The parameters may be passed directly to primes, e.g., primes 1 100000, or via the Makefile, e.g., make timep 1 100000.




The output of the time command offers 3 times:




real - This is the "wall time", that is, how long it took the program to run as experienced by the human at the console (that's you!).



user - This is the total time spent by all cores in "user" mode, running your application code.



sys - This is the total time spent by all cores in "system" mode, running kernel calls from your application code.



So the time as experienced by the computer (equivalent to the "system load") is user+sys, while the time experienced by the user is real.




Adjust the value of max_int in the main function of primes.cpp until it runs in between 20 and 30 seconds on your machine. Record this number in results.txt.




Step 2




Edit max_int in threads.cpp to match the value you selected in Step 1. Verify (almost) identical execution time using make timet (the trailing t is for threads.cpp). The list of primes found by this program will be in the file primes_threads.txt, and you can verify them using

diff primes.txt primes_threads.txt.




Step 3




Modify threads.cpp to search for the prime numbers using two or more threads. git add -u ; git commit often!




All of your changes will be to class Prime_numbers.



You will need to refactor method find_primes, which currently searchs linearly for primes between lower and upper, into two methods: find_primes_thread, which performs the same search but safely updating the primes vector (HINT: You'll need a new class attribute for this!), and find_primes, which in the new version just creates and manages threads running find_primes_thread.



The number of integers to be searched per thread is simply the difference between upper and lower, divided by the number of threads specified as the constructor parameter. Each thread should search a DIFFERENT range of integers, obviously.



The default number of threads is set to 4, but this can be changed in your code and via the first parameter on the command line in threads.cpp.



You can compile and run the program using make timet. The list of primes will be in the file primes_threads.txt.

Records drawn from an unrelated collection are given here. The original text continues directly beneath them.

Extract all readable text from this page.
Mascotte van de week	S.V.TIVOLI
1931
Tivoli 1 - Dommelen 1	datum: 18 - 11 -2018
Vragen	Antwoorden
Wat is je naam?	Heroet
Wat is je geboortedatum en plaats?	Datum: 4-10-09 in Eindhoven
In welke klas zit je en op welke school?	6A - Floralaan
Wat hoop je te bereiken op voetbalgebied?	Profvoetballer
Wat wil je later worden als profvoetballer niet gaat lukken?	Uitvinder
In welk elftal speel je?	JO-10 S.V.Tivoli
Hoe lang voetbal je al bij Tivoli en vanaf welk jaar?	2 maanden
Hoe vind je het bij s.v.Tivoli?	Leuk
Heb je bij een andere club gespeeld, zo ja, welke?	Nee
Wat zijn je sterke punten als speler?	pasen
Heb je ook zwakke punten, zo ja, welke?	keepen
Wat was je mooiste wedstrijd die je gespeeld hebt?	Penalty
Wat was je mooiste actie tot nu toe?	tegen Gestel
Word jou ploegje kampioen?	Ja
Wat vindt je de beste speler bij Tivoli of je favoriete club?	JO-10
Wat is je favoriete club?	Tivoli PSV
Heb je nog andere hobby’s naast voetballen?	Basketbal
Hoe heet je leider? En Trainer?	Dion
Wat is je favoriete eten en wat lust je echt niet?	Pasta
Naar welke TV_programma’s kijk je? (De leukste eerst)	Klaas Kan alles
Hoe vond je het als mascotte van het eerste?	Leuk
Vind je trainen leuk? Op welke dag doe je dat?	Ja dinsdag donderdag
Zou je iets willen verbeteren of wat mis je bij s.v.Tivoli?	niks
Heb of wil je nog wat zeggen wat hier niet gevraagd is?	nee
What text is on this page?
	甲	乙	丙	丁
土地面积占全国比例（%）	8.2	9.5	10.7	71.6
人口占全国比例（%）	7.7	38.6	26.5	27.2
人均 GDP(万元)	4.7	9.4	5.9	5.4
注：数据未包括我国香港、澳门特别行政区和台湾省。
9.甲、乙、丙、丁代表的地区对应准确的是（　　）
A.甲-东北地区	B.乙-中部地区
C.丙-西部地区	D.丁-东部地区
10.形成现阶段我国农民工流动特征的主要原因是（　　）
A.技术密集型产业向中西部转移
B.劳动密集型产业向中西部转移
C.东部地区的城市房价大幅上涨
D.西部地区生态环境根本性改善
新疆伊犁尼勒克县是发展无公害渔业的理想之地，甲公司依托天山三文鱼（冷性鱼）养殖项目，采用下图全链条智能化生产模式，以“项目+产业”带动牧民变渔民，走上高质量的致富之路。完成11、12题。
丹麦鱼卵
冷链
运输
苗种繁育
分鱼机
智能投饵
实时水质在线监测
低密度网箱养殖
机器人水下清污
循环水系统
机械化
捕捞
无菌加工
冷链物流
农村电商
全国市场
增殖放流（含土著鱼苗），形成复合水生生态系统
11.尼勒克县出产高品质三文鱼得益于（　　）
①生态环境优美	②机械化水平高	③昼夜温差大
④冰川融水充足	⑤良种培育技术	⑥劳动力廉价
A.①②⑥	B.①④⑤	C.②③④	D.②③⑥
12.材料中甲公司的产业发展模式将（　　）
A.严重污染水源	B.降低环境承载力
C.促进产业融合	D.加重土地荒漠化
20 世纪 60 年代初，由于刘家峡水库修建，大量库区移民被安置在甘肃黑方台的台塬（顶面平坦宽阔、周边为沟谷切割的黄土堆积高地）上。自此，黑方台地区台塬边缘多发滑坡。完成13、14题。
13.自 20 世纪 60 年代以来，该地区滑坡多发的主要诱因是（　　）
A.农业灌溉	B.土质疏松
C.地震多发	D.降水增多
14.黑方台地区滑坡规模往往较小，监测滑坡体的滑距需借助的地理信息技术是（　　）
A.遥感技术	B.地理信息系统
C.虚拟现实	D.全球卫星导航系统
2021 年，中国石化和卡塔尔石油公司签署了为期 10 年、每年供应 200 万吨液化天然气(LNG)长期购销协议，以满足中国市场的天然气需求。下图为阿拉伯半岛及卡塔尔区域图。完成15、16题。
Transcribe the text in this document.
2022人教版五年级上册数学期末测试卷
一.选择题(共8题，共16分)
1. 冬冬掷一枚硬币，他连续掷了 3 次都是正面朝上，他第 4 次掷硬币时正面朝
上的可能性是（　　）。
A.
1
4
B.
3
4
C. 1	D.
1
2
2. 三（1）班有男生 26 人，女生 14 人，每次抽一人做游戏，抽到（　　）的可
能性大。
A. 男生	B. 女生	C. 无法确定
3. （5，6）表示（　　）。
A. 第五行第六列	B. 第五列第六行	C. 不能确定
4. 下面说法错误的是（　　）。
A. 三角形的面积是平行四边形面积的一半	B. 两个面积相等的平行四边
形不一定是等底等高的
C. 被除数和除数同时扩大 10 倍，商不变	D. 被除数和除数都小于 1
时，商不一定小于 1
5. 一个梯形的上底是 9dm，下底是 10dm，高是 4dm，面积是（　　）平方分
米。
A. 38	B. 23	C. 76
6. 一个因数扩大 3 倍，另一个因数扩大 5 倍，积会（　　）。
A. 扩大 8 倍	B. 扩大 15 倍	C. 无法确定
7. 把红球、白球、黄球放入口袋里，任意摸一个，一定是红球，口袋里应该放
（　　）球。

You can determine if the order of primes found in primes_threads.txt is different from the order of primes found by the non-threaded version in primes.txt using diff primes.txt primes_threads.txt. You can verify that both threaded and untreaded programs found the same prime numbers, even if in a different order, using sort -n primes_threads.txt | diff primes.txt - (note the trailing dash).




Step 4




Time your threaded version of threads.cpp running each different number of threads as listed in results.txt, recording your time results in results.txt. Answer the questions in results.txt as well.




Deliverables




Ensure that you have committed and pushed (at least) primes.cpp, threads.cpp, and results.txt to GitHub before you leave class today.